Danielle comes into our dorm room and collapses on a chair. She lifts up her shirt and rubs a hand on her flat, tanned stomach. Oh, she says, I’m feeling so fat today. She smiles at us, you know how that is, right? She has dark pixie hair, and a slim body and dimples. She’s studying to be a doctor. She leaves condoms in her toiletries bag in the bathroom. Sometimes I can hear her through the wall, having sex with her boyfriend in the shower, crying out. It’s always her voice and never his.

Jamie stands in front of the bathroom mirror and spreads shaving cream on her lip, and then calmly shaves it off. She is surprised that I am surprised by this. Don’t you do it, she asks, don’t most girls? She is unashamed, and to me it is incredibly daring, wildly brave. If there’s something you don’t like about yourself, she says, something holding you back, just change it. Be who you want to be.

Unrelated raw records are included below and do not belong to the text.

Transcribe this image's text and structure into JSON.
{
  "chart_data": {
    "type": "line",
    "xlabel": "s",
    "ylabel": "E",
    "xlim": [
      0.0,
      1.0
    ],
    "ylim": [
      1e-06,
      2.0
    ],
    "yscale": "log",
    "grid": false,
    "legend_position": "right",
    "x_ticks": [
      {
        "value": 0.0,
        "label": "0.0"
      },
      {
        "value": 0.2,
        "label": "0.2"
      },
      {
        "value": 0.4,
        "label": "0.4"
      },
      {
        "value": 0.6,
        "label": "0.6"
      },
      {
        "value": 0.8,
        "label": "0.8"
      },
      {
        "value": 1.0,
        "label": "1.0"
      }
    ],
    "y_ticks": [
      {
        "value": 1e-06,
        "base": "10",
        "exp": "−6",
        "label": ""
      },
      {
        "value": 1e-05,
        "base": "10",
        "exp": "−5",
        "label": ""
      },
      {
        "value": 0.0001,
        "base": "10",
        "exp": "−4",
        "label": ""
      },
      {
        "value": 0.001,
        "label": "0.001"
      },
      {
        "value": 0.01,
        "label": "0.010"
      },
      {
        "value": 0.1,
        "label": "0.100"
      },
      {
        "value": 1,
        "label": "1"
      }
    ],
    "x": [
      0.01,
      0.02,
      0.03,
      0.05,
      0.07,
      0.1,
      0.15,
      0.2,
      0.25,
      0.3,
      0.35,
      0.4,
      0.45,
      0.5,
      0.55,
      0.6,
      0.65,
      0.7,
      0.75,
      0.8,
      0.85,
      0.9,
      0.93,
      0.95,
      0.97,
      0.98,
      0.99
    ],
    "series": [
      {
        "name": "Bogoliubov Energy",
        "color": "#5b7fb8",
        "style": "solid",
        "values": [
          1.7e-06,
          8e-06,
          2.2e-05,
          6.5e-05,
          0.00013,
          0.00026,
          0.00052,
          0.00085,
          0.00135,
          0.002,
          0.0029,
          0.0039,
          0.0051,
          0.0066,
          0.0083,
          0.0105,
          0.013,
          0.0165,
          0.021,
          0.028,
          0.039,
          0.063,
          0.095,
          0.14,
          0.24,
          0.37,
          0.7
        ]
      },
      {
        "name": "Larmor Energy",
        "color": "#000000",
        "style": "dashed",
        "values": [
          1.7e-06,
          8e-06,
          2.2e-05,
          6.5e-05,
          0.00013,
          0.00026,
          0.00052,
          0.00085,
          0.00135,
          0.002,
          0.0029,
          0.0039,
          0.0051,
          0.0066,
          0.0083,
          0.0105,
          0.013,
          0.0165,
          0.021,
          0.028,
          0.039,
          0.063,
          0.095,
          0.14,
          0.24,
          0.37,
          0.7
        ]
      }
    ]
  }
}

Penny leans against the stone wall, one block up from our school, and reads aloud from the stack of papers in her hands. I stare down at the cobbled street of the Rue St. Jacques, and then back up at her. She is wearing black leggings and a too big flannel over a tank top. She is tiny, with short blonde hair, and a mole beside her mouth, and wide dark eyes. This is the first real conversation we’ve had. She speaks only when she needs to, but she smiles a lot, and she smokes effortlessly; looks gorgeous doing it. She reads in a low voice, husky smooth, tempered by her British accent. “Is it okay?” she asks, when she’s finished reading. “Do you think it’s good?” I nod seriously, calmly. But I think she’s perfect.

Leanna Moxley is a writer and graduate student in Portland, Oregon.